Espaço do Diário do Minho

A Luz e o Túnel
21 Mai 2020
João Gomes

Pequeno introito sobre a Primeira Liga. Podemos estar a cerca de duas semanas do seu regresso. Um regresso que nada terá a ver com aquilo a que estávamos habituados. E ainda que ninguém saiba como será esse tão esperado regresso, a única certeza que parece haver, além da ausência de público nos estádios, é a enorme incerteza que todos os intervenientes têm, neste momento. E a maior incerteza prende-se talvez com o que poderá acontecer se, após o retomar dos jogos, houver casos de infeção dentro dos clubes, como já ficou provado que houve. Teremos nova interrupção ou determinar-se-á que não há condições para que a presente temporada seja concluída? Ou o que é que vai acontecer se determinados clubes, e estou sobretudo a referir-me aos mais poderosos, tiverem um, dois ou três jogadores influentes infetados? Parar-se-á o campeonato por força da sua importância? E se isso acontecer a um clube do meio da tabela? Parece-me, portanto, que, ainda que havendo alguma luz que possamos vislumbrar, e ela antecipe como possível a conclusão da temporada, estou igualmente em crer que o túnel que comporta as derradeiras 10 jornadas pode ser ainda muito longo, e trazer consigo dificuldades terríveis a estruturas que estarão por certo próximas do abismo. Talvez por isso o Presidente da Federação Portuguesa de Futebol tenha dito, num jornal desportivo, há dias, que espera que a gestão dos clubes de futebol seja cada vez mais «empresarial».

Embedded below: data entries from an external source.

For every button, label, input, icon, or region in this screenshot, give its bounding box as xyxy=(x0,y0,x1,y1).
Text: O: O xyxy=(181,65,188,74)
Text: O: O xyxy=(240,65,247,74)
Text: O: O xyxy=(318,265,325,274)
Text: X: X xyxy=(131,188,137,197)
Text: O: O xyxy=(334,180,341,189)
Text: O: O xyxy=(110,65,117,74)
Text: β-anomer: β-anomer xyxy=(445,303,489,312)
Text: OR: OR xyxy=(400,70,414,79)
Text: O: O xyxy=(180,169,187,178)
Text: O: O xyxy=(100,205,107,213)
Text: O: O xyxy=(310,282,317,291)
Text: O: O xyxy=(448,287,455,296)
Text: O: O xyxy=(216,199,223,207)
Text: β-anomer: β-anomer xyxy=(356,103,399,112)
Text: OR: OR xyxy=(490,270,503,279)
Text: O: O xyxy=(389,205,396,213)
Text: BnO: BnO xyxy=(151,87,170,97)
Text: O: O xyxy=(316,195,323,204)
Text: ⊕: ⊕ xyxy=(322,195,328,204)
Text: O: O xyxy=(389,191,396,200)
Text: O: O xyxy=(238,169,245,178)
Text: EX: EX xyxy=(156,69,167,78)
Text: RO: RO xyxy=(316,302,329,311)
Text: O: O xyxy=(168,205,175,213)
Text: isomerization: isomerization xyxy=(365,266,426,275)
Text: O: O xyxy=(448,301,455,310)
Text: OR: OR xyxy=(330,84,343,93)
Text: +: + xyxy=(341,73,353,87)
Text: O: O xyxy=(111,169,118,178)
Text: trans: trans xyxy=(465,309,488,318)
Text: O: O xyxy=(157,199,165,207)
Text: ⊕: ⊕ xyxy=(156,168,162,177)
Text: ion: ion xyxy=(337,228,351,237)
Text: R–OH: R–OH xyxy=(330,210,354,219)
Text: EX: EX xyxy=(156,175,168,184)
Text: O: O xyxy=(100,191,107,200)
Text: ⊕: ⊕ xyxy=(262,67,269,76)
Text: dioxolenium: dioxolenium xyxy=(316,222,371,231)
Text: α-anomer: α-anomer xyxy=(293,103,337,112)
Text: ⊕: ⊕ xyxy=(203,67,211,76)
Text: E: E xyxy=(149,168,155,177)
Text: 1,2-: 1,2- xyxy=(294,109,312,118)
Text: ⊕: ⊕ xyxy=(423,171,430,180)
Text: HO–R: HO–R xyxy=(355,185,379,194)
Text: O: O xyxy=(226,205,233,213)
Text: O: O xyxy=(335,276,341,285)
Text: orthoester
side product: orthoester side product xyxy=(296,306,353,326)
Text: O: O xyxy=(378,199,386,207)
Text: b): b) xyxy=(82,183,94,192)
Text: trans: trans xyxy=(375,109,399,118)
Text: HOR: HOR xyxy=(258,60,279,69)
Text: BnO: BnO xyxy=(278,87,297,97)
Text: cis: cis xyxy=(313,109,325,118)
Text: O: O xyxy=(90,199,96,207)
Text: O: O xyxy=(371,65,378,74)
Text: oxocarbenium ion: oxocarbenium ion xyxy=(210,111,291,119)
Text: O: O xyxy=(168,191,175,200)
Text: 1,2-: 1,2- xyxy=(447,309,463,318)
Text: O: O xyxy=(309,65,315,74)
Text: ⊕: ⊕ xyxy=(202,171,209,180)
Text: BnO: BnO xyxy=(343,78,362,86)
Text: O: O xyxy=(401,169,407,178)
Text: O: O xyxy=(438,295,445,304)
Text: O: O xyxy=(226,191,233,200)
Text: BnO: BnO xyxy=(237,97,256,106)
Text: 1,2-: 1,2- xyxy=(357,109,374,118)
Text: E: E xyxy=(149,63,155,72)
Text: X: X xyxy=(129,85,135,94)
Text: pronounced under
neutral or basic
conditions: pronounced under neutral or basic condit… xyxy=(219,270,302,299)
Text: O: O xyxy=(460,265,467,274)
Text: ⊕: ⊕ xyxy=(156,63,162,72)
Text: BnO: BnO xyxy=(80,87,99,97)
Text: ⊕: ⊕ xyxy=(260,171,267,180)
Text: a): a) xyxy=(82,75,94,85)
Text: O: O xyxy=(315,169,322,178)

Pergunto-me se o Dr. Fernando Gomes terá como grande exemplo dessa necessidade aquilo que tem acontecido no nosso clube, nomeadamente com as notícias da adjudicação da nova fase da Academia do SCB à empresa detida por um Vice-Presidente do clube e Administrador da SAD. Devo ressalvar que sou a favor da sua construção, por considerar essencial à sustentabilidade de um projeto que se pretende que continue a fazer crescer o clube. Contudo, há outros pontos que não posso deixar de referir, por me parecerem não só preocupantes como bastante sintomáticos da gestão atual do SCB:

  1. Por que razão são os sócios relegados para segundo plano nas grandes decisões? Haverá algum receio de que não sejam validadas as opções que a direção do clube tem tomado?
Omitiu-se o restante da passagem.